Second, as to what standard of review applies if the government intervenes and chooses to dismiss the case, the Court again adapted a middle ground. It rejected that government’s “unfettered discretion” proposal and the qui tam relator’s proposal for what the Court termed “a complicated form of arbitrary and capricious review . . . .” The Court concluded that, as with voluntary dismissals generally, the standard in Rule 41 of the Federal Rules of Civil Procedure should govern, because “nothing in the FCA suggest that Congress meant to except qui tam actions from the usual voluntary dismissal rule.”
The Court noted that Rule 41(a)(2) requires, when a case is voluntarily dismissed after the opposing party has answered or moved for summary judgment, that the Court consider whether the dismissal be “on terms that the court considers proper.” In FCA cases, this “assessment is more likely to involve the relator,” and the district court consider their interests, instead of largely focusing on only the defendant’s interests, as it would in a non-FCA case. Further, the Court noted that, regardless of whether the case is pre or post answer, the Court still must abide by the FCA’s requirement to have a “notice and a hearing” on the government’s dismissal motion. However, the Court also observed that most government motions to dismiss “will satisfy Rule 41 in all but the most exceptional cases,” given that a qui tam suit “is on behalf of the government and in the name of the Government”; “alleges injury to the Government alone”; and once the Government has intervened, it assumes primary responsibility for the action.”
IV. Takeaways
- Schutte reinforces that FCA scienter is broader than just “actual knowledge.” It can also be shown by “reckless disregard” or “deliberate ignorance to the truth or falsity of a statement.”
- While rejecting the “objectively reasonable” test for FCA scienter, Schutte does not completely eliminate the relevance of “reasonableness” altogether. A company faced with interpreting an ambiguous regulation should consider contemporaneously documenting their interpretation of the regulation and be prepared to show why that analysis did not show any “substantial” or “justifiable” risk their interpretation was wrong.
- Schutte also left open the issue of whether misstatements of law can be actionable under the FCA. Specifically, the Court rejected the defendant’s assertion that the representation that the pharmacy had charged the “usual and customary” prices was, at most, a misrepresentation of law, which was not actionable as common-law fraud or under the FCA. The Court “assume[d] without deciding” that FCA incorporated the common law rule that misrepresentations of law were not actionable as fraud.
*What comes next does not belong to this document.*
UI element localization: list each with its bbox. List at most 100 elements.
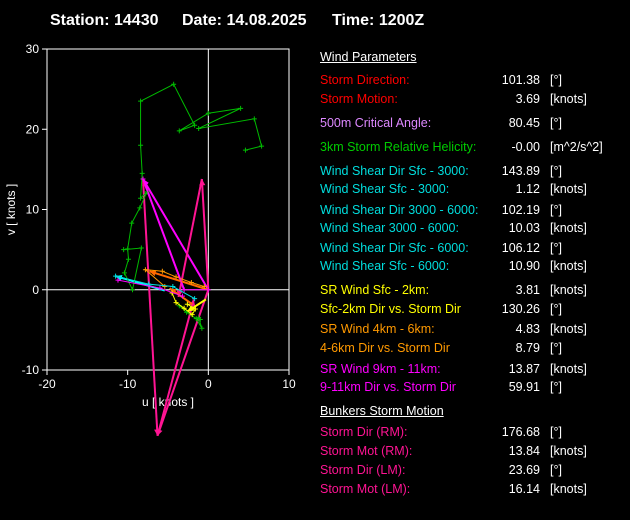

But the Court noted that “statements involving some legal analysis remain actionable if they ‘carry with [them] by implication’ an assertion about ‘facts that justify’ the speaker’s statement” and determined that the “usual and customary” statements met this standard.
- Polansky emphasizes the needs for both defendant and qui tam relators to remain engaged with the government, given the wide discretion courts now must afford the government’s decision to dismiss an FCA case at any point during the proceedings, even if it has previously declined to intervene.
1 Before 2018, the government had rarely exercised its power to dismiss a qui tam relator’s suit. But early that year, Michael Granston, the Director of the Fraud Section in DOJ’s Civil Division, issued a memorandum (the “Granston Memo”) encouraging DOJ attorneys to consider exercising their dismissal authority to “advance the government’s interests, preserve limited resources, and avoid adverse precedent,” which has led to an increase in the number of dismissals since that time.